Já no outro que narra o percurso dos instrumentos de troca em território moçambicano pude conhecer os distintos meios usados para a aquisição de bens e serviços e como se chegou ao Metical, a moeda nacional de Moçambique, cujo nome deriva de "mithqal”, uma unidade de peso usada historicamente no comércio de ouro muçulmano. A moeda fiduciária foi introduzida em 1980, substituindo o antigo Escudo moçambicano. Os museus têm esse lado de dar a conhecer a história, sem ter de se procurar por livros e, quando em presença de guias devidamente treinados, dá prazer frequentá-los.
O almoço foi na FEIMA. Dir-se-ia uma espécie de Feira Popular na década de noventa do século XX. Experimentei, a lamber os beiços, a kizaka com camarão e pirão, matapa e xima no linguajar deles. São outros os nomes, mas a alegria do estômago é a mesma. Não é que pedi bis? Só depois, de estômago atendido, foquei-me nos detalhes. Os males de cá, parecem ser também os de lá. Repuxos sem água, fornecedores que pensam que fazem favor ao cliente, descaso com a degradação e passo apressado à destruição por acção humana e do tempo, levando a vida à precariedade.
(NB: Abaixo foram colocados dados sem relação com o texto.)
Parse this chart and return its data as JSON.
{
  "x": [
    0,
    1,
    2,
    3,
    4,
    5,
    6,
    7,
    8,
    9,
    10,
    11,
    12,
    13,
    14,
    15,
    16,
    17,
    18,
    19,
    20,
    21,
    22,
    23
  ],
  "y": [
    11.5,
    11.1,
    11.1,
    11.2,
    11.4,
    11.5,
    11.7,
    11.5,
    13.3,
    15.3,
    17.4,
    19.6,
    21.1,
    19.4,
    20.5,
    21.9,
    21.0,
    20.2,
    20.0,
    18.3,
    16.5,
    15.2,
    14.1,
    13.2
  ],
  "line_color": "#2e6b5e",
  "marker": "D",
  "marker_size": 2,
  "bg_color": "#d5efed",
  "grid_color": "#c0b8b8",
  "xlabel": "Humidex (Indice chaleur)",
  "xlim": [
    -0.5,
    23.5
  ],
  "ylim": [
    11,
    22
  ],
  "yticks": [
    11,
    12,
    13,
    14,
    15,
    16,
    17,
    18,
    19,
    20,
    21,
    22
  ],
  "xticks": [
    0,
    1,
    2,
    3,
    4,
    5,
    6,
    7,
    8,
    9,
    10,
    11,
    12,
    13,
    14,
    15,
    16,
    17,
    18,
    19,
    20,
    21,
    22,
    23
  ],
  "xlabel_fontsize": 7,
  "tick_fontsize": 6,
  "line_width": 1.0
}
Já a caminho da taberna do kota Américo Macutamo, no Bairro Indígena de Maputo, cruzámos, de novo, a cidade baixa. Ruas que deviam estar limpas, passeios que deviam estar desesburacados e outras maleitas relativas à nossa fragilidade institucional levaram-me de volta a algumas ruas de Luanda, perfumadas com urina de gente que desconhece o saneamento e urbanidade.
Melhor não faria comigo o Pota. Fomos ao "muro das lamentações”, lugar onde ocorrem reflexões filosóficas, críticas acintosas e soluções difíceis de chegar. E tal como o judeu nazareno pedia que se levasse a ele todos os fardos pecaminosos, na taberna do kota Américo fluem as conversas de criadores de arte e comunicadores que nela depositam, com os goles que correm garganta abaixo, todas as frustrações e maleitas da vida terrena.